Id. (emphasis added).
The plaintiffs discern from South Dakota Mining, and from federal statutes governing mining, a general principle that state environmental regulations are preempted, categorically, whenever they are “prohibitory” rather than “regulatory” in their “fundamental character.” “Even prohibitions on the use of particular mining methods,” they say, “create an obstacle to the full accomplishment of Congressional purposes.” We disagree.

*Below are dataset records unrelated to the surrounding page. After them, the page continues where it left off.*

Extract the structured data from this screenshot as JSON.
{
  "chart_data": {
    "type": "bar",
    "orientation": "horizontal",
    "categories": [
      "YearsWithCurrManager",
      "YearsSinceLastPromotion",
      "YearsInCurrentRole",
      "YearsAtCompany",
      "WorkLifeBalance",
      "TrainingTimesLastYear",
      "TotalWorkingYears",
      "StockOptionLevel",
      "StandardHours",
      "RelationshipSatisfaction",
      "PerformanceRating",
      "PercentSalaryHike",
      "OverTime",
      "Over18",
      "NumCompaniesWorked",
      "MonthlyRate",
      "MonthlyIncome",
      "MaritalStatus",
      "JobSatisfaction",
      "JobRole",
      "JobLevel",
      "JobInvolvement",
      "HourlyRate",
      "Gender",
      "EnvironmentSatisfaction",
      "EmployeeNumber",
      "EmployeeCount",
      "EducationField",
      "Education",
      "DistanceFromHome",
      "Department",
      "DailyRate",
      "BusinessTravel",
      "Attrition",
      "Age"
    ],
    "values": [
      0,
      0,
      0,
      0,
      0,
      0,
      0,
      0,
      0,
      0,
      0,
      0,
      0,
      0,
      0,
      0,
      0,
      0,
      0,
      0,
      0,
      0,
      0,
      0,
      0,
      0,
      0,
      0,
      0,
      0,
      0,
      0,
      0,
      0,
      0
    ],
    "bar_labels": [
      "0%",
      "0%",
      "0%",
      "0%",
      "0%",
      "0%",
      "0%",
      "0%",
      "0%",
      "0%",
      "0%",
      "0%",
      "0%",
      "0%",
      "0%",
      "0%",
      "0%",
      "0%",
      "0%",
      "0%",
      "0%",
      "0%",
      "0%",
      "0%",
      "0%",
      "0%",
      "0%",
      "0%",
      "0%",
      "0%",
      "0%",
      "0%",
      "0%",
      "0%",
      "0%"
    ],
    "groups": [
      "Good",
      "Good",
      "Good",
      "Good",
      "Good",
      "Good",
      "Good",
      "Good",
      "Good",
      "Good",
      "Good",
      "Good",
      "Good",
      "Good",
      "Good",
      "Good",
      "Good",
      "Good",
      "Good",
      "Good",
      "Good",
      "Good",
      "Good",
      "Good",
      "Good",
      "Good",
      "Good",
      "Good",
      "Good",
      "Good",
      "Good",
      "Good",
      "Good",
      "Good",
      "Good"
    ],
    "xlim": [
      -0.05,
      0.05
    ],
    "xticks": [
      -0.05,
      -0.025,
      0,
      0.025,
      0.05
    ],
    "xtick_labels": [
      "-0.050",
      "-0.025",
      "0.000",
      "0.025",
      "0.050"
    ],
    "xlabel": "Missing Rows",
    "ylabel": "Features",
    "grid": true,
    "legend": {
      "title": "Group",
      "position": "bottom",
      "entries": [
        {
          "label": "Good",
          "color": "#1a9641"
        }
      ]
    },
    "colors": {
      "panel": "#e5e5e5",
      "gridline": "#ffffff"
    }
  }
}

Like the United States, “[w]e would agree that were a state to completely prohibit all mining activity on federal lands, federal mining law would preempt the ban.” Brief of the United States as Amicus Curiae 21. We cannot agree with the plaintiffs, however, that conflict preemption in this area turns on whether a state environmental regulation could be viewed as “prohibitory” or “regulatory” in its “fundamental character.” For one thing, as the government explains, the distinction likely would be unworkable:
It is unclear how this Court would determine whether [Senate Bill 3] is “prohibitory . . . in its fundamental character.” South Dakota Mining, 155 F.3d at 1005. Certainly it prohibits some very specific types of mining activity in very specific places . . . , but in the process of identifying where its prohibitions apply it seems “regulatory” in nature. In a sense, [Senate Bill 3] is both regulatory and prohibitory, but whether that makes it preempted is a question to be answered by long-established preemption law. Regardless of whether a state regulatory prohibition is considered “prohibitory” or “regulatory,” it is permissible so long as it does not pose an obstacle to Congressional purposes or make compliance with federal law physically impossible.
Notes
[N]othing in this subchapter . . . shall be construed as affecting or intended to affect or in any way interfere with or modify the laws of the States which lie wholly or in part westward of the ninety-eighth meridian relating to the ownership, control, appropriation, use, and distribution of ground or surface waters within any unpatented mining claim.